A consensus for HAE in Argentina emitted a recommendation evaluating the need for long-term prophylaxis against episodes in all patients, considering aspects related to episodes, treatment access and the impact of episodes on patient’s quality of life.29 However, our findings show that only four patients were under long-term prophylactic treatment.
One limitation of our study is the lack of validation for the instrument section on patient’s journey. Therefore, results may be biased due to recall bias and question comprehension by the participants. Nevertheless, is the first of its kind and provides valuable information on patient journey for Mexicans with HAE.
Patients living with chronic rare diseases like HAE have higher psychological, social, economic, and cultural vulnerability;1 therefore, anxiety and depression are common amongst them.30 Our study found concurrent evidence of anxiety and depression (41.2% each).
Conclusions
Hereditary Angioedema is a rare disease with huge social impact on patients, as it limits daily living activities including work, travel, social and physical activity amongst others. This worsens a quality of life already diminished by symptoms recurrency, little information on the disease, low awareness of general practitioners for its diagnosis, treatment barriers and depression and anxiety due to their situation.
We need to reinforce knowledge and awareness of first contact and general practitioners about rare diseases to improve early diagnosis of HAE. It is also necessary to increase awareness of decision makers in the public health sector to promote treatment access. Finally, general population must be made aware of the burden of the disease.
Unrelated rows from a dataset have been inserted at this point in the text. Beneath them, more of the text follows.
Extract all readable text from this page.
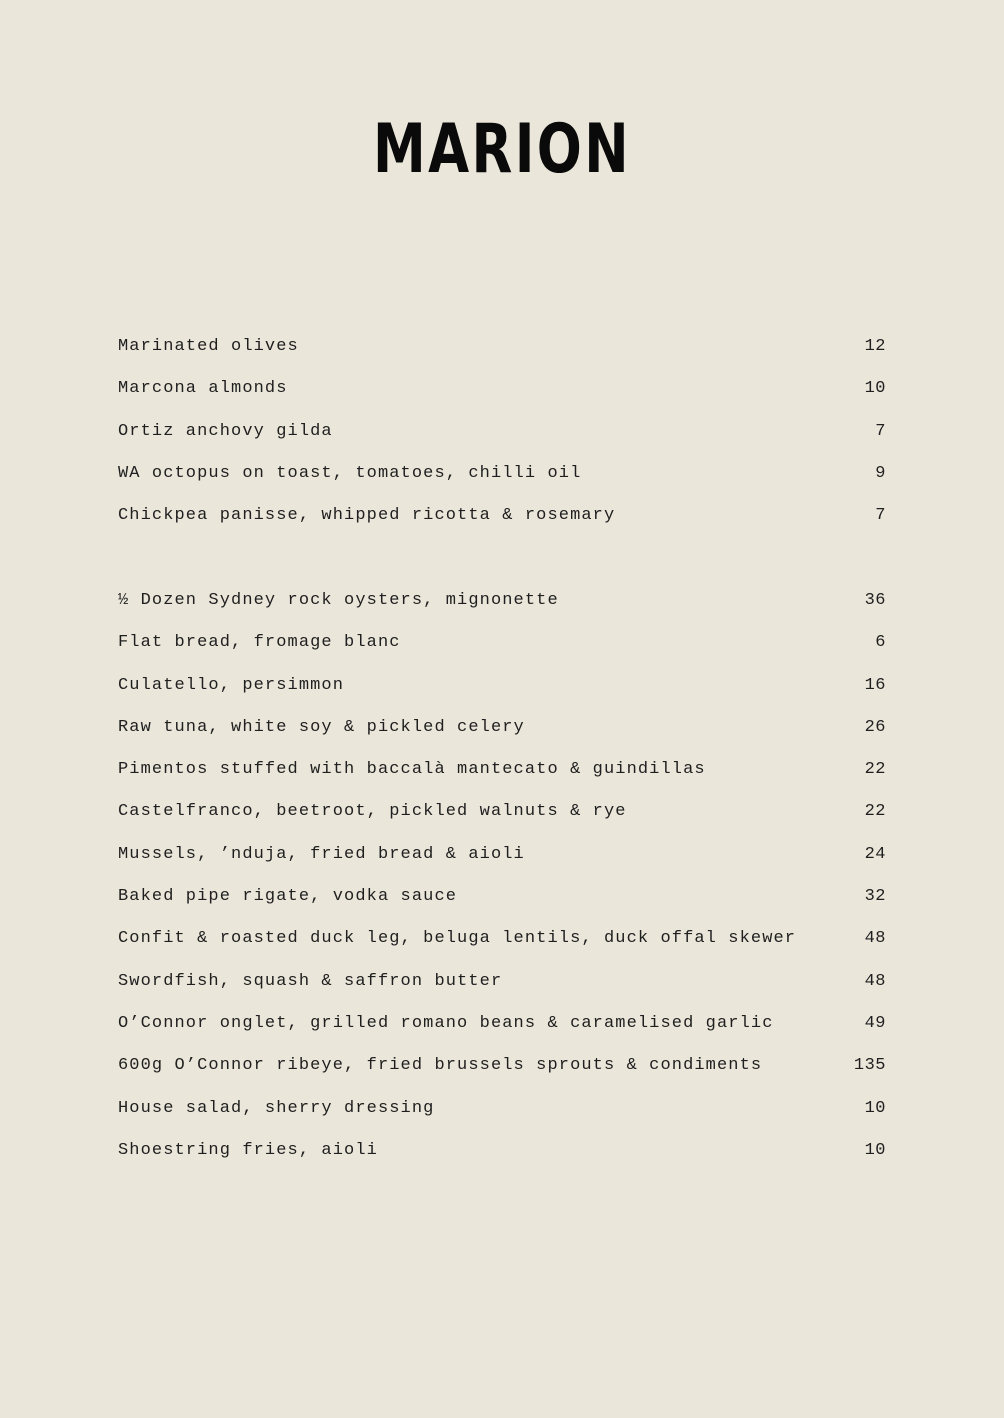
MARION
Marinated olives	12
Marcona almonds	10
Ortiz anchovy gilda	7
WA octopus on toast, tomatoes, chilli oil	9
Chickpea panisse, whipped ricotta & rosemary	7
½ Dozen Sydney rock oysters, mignonette	36
Flat bread, fromage blanc	6
Culatello, persimmon	16
Raw tuna, white soy & pickled celery	26
Pimentos stuffed with baccalà mantecato & guindillas	22
Castelfranco, beetroot, pickled walnuts & rye	22
Mussels, ’nduja, fried bread & aioli	24
Baked pipe rigate, vodka sauce	32
Confit & roasted duck leg, beluga lentils, duck offal skewer	48
Swordfish, squash & saffron butter	48
O’Connor onglet, grilled romano beans & caramelised garlic	49
600g O’Connor ribeye, fried brussels sprouts & condiments	135
House salad, sherry dressing	10
Shoestring fries, aioli	10
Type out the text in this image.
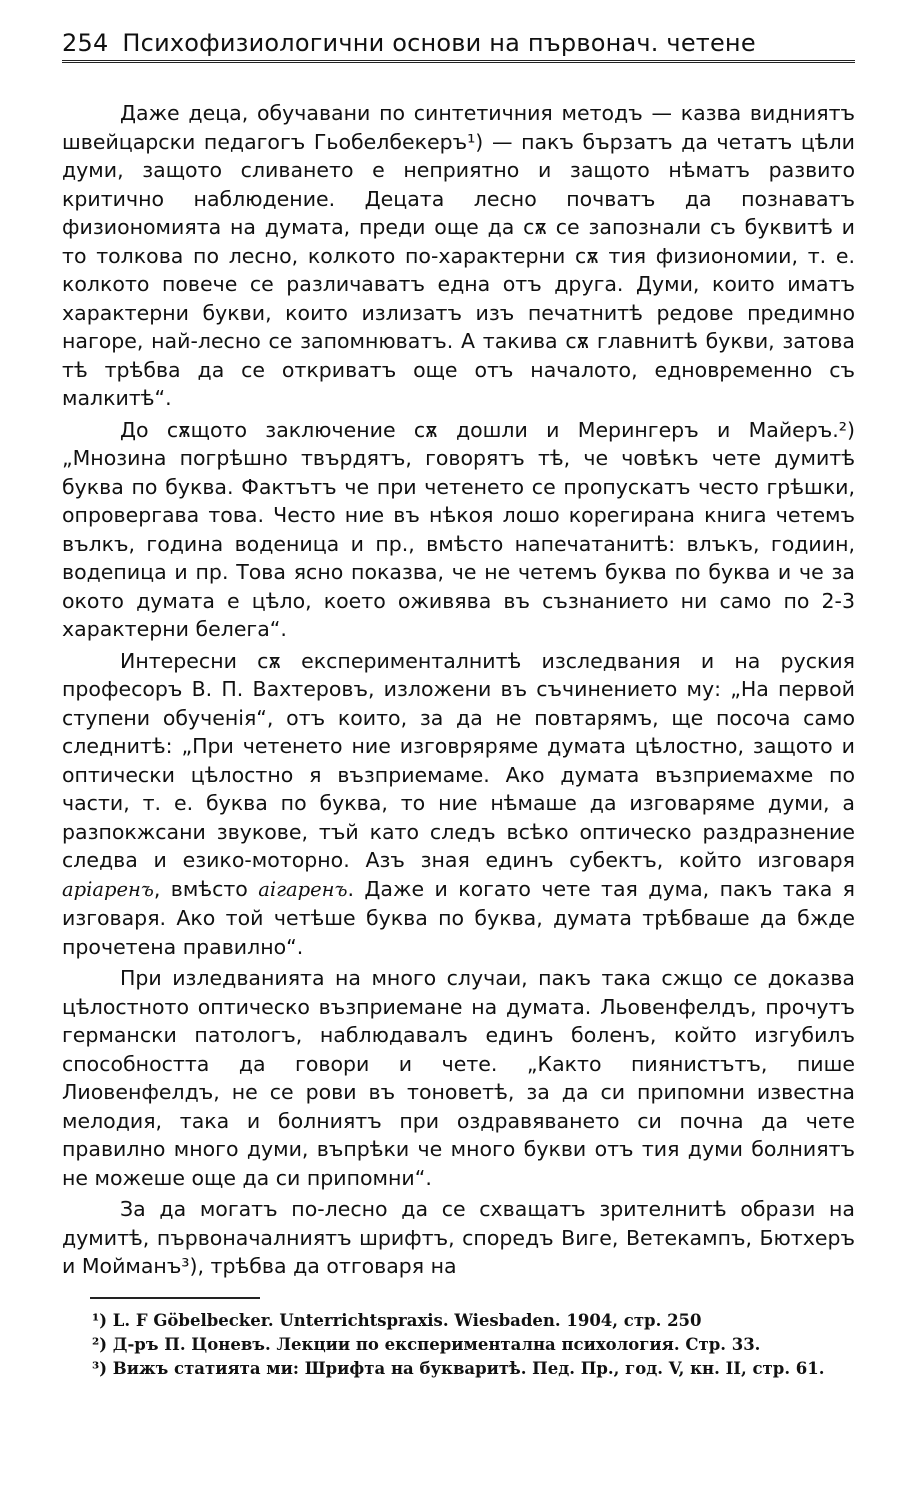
254 Психофизиологични основи на първонач. четене

Даже деца, обучавани по синтетичния методъ — казва видниятъ швейцарски педагогъ Гьобелбекеръ¹) — пакъ бързатъ да четатъ цѣли думи, защото сливането е неприятно и защото нѣматъ развито критично наблюдение. Децата лесно почватъ да познаватъ физиономията на думата, преди още да сѫ се запознали съ буквитѣ и то толкова по лесно, колкото по-характерни сѫ тия физиономии, т. е. колкото повече се различаватъ една отъ друга. Думи, които иматъ характерни букви, които излизатъ изъ печатнитѣ редове предимно нагоре, най-лесно се запомнюватъ. А такива сѫ главнитѣ букви, затова тѣ трѣбва да се откриватъ още отъ началото, едновременно съ малкитѣ“.

До сѫщото заключение сѫ дошли и Мерингеръ и Майеръ.²) „Мнозина погрѣшно твърдятъ, говорятъ тѣ, че човѣкъ чете думитѣ буква по буква. Фактътъ че при четенето се пропускатъ често грѣшки, опровергава това. Често ние въ нѣкоя лошо корегирана книга четемъ вълкъ, година воденица и пр., вмѣсто напечатанитѣ: влъкъ, годиин, водепица и пр. Това ясно показва, че не четемъ буква по буква и че за окото думата е цѣло, което оживява въ съзнанието ни само по 2-3 характерни белега“.

Интересни сѫ експерименталнитѣ изследвания и на руския професоръ В. П. Вахтеровъ, изложени въ съчинението му: „На первой ступени обученія“, отъ които, за да не повтарямъ, ще посоча само следнитѣ: „При четенето ние изговряряме думата цѣлостно, защото и оптически цѣлостно я възприемаме. Ако думата възприемахме по части, т. е. буква по буква, то ние нѣмаше да изговаряме думи, а разпокжсани звукове, тъй като следъ всѣко оптическо раздразнение следва и езико-моторно. Азъ зная единъ субектъ, който изговаря арiаренъ, вмѣсто аiгаренъ. Даже и когато чете тая дума, пакъ така я изговаря. Ако той четѣше буква по буква, думата трѣбваше да бжде прочетена правилно“.

При изледванията на много случаи, пакъ така сжщо се доказва цѣлостното оптическо възприемане на думата. Льовенфелдъ, прочутъ германски патологъ, наблюдавалъ единъ боленъ, който изгубилъ способността да говори и чете. „Както пиянистътъ, пише Лиовенфелдъ, не се рови въ тоноветѣ, за да си припомни известна мелодия, така и болниятъ при оздравяването си почна да чете правилно много думи, въпрѣки че много букви отъ тия думи болниятъ не можеше още да си припомни“.

За да могатъ по-лесно да се схващатъ зрителнитѣ образи на думитѣ, първоначалниятъ шрифтъ, споредъ Виге, Ветекампъ, Бютхеръ и Мойманъ³), трѣбва да отговаря на

¹) L. F Göbelbecker. Unterrichtspraxis. Wiesbaden. 1904, стр. 250

²) Д-ръ П. Цоневъ. Лекции по експериментална психология. Стр. 33.

³) Вижъ статията ми: Шрифта на букваритѣ. Пед. Пр., год. V, кн. II, стр. 61.
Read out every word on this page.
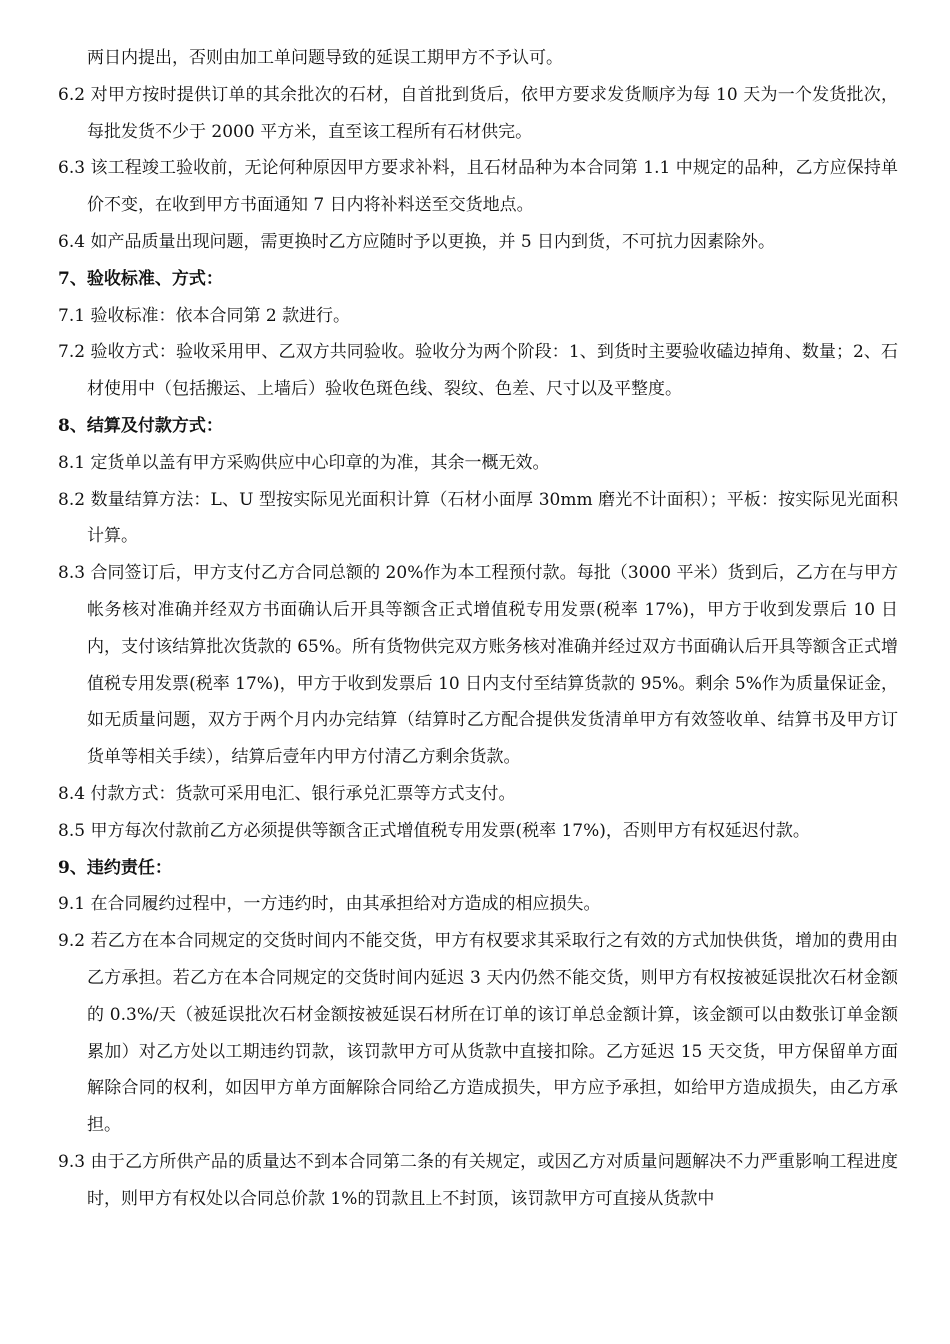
两日内提出，否则由加工单问题导致的延误工期甲方不予认可。

6.2 对甲方按时提供订单的其余批次的石材，自首批到货后，依甲方要求发货顺序为每 10 天为一个发货批次，每批发货不少于 2000 平方米，直至该工程所有石材供完。

6.3 该工程竣工验收前，无论何种原因甲方要求补料，且石材品种为本合同第 1.1 中规定的品种，乙方应保持单价不变，在收到甲方书面通知 7 日内将补料送至交货地点。

6.4 如产品质量出现问题，需更换时乙方应随时予以更换，并 5 日内到货，不可抗力因素除外。

7、验收标准、方式：

7.1 验收标准：依本合同第 2 款进行。

7.2 验收方式：验收采用甲、乙双方共同验收。验收分为两个阶段：1、到货时主要验收磕边掉角、数量；2、石材使用中（包括搬运、上墙后）验收色斑色线、裂纹、色差、尺寸以及平整度。

8、结算及付款方式：

8.1 定货单以盖有甲方采购供应中心印章的为准，其余一概无效。

8.2 数量结算方法：L、U 型按实际见光面积计算（石材小面厚 30mm 磨光不计面积）；平板：按实际见光面积计算。

8.3 合同签订后，甲方支付乙方合同总额的 20%作为本工程预付款。每批（3000 平米）货到后，乙方在与甲方帐务核对准确并经双方书面确认后开具等额含正式增值税专用发票(税率 17%)，甲方于收到发票后 10 日内，支付该结算批次货款的 65%。所有货物供完双方账务核对准确并经过双方书面确认后开具等额含正式增值税专用发票(税率 17%)，甲方于收到发票后 10 日内支付至结算货款的 95%。剩余 5%作为质量保证金，如无质量问题，双方于两个月内办完结算（结算时乙方配合提供发货清单甲方有效签收单、结算书及甲方订货单等相关手续），结算后壹年内甲方付清乙方剩余货款。

8.4 付款方式：货款可采用电汇、银行承兑汇票等方式支付。

8.5 甲方每次付款前乙方必须提供等额含正式增值税专用发票(税率 17%)，否则甲方有权延迟付款。

9、违约责任：

9.1 在合同履约过程中，一方违约时，由其承担给对方造成的相应损失。

9.2 若乙方在本合同规定的交货时间内不能交货，甲方有权要求其采取行之有效的方式加快供货，增加的费用由乙方承担。若乙方在本合同规定的交货时间内延迟 3 天内仍然不能交货，则甲方有权按被延误批次石材金额的 0.3%/天（被延误批次石材金额按被延误石材所在订单的该订单总金额计算，该金额可以由数张订单金额累加）对乙方处以工期违约罚款，该罚款甲方可从货款中直接扣除。乙方延迟 15 天交货，甲方保留单方面解除合同的权利，如因甲方单方面解除合同给乙方造成损失，甲方应予承担，如给甲方造成损失，由乙方承担。

9.3 由于乙方所供产品的质量达不到本合同第二条的有关规定，或因乙方对质量问题解决不力严重影响工程进度时，则甲方有权处以合同总价款 1%的罚款且上不封顶，该罚款甲方可直接从货款中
We hope this work, first of its kind in Mexico, can be a starting point for further research.
Conflict of interests
The VCME author has received consultancy (advisory boards) y and speaker fees from Takeda, Sanofi, Astra Zeneca, CSL Behring, and support research grants Takeda, Sanofi, Astra Zeneca y Chiesi. The authors GVS, GFH y BLYO are responsible for the content of the article, they are employees of HS Estudios Farmacoeconomicos S.A. de C.V., are members of ISPOR and state that they have received fees from AstraZeneca, Biogen, Medix, Merk, Novartis, Pfizer, Roche, Sanofi and Takeda. The authors have no other relevant affil iation or financial involvement with any organization or entity with a financial interest in or financial conflict with the subject matter or materials discussed in the manuscript other than those disclosed.
Ethical considerations
The present study was carried out in accordance with the ethical principles that originate in the Declaration of Helsinki, with the Good Clinical Practice Guidelines (ICH, Topic E6, 1995), as well as the Regulations of the General Law of Health in Mexico on Health Research. The study was authorized by Research Committee (CI000002), Research Ethics Committee (CEI-000002) and registered under CONBIOETICA.